Paradis, (Critiq. sacrée.) ce mot dont son origine signifie un verger, & non un jardin : il ne veut pas dire un jardin de fleurs ou de légumes & d’herbes, mais un enclos planté d’arbres fruitiers, & autres. Ce nom se trouve en trois endroits du texte hébreu. 1° Au second livre d’Esdras, ij. 8. où Néhémie prie le roi Artaxerxe de lui faire donner des lettres adressées à Asaph, gardien du verger du roi, afin qu’il lui fasse donner le bois nécessaire pour les bâtimens qu’il alloit entreprendre. Dans cet endroit, paradis est mis pour un lieu rempli d’arbres propres à bâtir. 2° Salomon, dans l’Ecclésiaste, ij. 5. dit qu’il s’est fait des jardins & des paradis, c’est-à-dire des vergers. 3° Dans le Cantique des Cantiques, iv. 13. il dit que les plants de l’épouse sont comme un verger rempli de grenadiers. Les Grecs, non-seulement les septante, mais même Xénophon & les autres auteurs païens se servent souvent de ce même terme en ce sens-là.

Les septante se sont servi du mot παράδεισος en parlant du jardin d’Eden, παράδεισος ἐν Ἐδέν ; l’hébreu l’explique par le mot gan. Jamais lieu n’a tant excité la curiosité des hommes que celui-là, je crois qu’il est par-tout où les hommes se font du bien. (D. J.)

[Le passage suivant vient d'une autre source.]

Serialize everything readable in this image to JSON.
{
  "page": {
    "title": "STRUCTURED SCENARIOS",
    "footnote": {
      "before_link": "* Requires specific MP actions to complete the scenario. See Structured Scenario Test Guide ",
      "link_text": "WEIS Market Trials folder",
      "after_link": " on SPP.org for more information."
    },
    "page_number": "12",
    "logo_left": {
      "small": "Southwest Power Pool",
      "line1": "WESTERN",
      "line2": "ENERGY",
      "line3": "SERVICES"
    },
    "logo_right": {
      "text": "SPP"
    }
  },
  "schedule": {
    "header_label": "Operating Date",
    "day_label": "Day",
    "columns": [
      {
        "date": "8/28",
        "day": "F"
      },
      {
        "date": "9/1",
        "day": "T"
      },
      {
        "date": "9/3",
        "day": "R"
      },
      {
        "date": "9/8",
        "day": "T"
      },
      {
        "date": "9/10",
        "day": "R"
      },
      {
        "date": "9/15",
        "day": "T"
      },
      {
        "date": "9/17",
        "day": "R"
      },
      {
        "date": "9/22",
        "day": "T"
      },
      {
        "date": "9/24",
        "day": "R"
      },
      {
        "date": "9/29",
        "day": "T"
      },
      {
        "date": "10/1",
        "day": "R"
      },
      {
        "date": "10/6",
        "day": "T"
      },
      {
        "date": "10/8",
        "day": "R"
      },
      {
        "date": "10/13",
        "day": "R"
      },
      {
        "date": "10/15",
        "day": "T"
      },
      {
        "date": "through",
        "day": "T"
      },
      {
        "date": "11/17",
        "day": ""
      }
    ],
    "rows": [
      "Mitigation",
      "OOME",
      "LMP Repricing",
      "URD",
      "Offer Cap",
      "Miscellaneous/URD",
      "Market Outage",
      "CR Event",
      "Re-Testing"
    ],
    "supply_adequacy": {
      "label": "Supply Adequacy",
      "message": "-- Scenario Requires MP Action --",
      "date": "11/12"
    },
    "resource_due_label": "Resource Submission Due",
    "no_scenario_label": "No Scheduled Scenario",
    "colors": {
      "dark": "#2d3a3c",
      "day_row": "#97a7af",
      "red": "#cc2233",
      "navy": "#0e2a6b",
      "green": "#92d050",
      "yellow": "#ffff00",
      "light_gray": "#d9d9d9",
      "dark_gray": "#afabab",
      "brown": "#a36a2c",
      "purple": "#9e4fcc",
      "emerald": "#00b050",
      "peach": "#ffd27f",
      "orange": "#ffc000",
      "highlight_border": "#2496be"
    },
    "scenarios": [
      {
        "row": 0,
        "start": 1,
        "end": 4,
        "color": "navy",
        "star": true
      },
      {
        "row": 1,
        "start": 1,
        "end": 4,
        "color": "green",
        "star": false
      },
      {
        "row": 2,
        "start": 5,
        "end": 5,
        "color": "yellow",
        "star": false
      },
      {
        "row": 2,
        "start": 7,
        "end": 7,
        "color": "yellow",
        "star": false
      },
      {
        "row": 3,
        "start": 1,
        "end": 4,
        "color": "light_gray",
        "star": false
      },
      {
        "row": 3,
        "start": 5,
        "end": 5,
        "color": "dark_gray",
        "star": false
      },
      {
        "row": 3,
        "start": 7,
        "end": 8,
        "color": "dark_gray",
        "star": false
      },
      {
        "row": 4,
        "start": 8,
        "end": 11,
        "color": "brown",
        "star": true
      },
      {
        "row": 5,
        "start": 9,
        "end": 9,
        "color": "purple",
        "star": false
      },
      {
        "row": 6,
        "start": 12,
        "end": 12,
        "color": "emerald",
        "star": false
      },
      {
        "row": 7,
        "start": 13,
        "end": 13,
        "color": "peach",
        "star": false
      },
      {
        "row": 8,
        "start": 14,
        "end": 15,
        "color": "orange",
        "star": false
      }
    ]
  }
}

Paradis, (Hist. ecclés.) chez les anciens écrivains ecclésiastiques se dit d’une cour quarrée devant les cathédrales, environnée de places ou de portiques soutenus par des piliers, & sous lesquels on peut se promener. Voyez Portique. Matthieu Paris l’appelle parvisus, pervis. Voyez Parvis.

Paradis, Bassin, (Marine.) c’est la partie d’un port où les vaisseaux sont le plus en sûreté. Voyez Bassin & Chambre. (Z)

Paradis, oiseau du, (Ornithol.) c’est, selon Linnæus, un genre particulier d’oiseaux de l’ordre des pies ; leurs caracteres distinctifs consistent à avoir deux plumes particulieres & extrèmement longues, lesquelles ne sont insérées ni aux aîles, ni au croupion.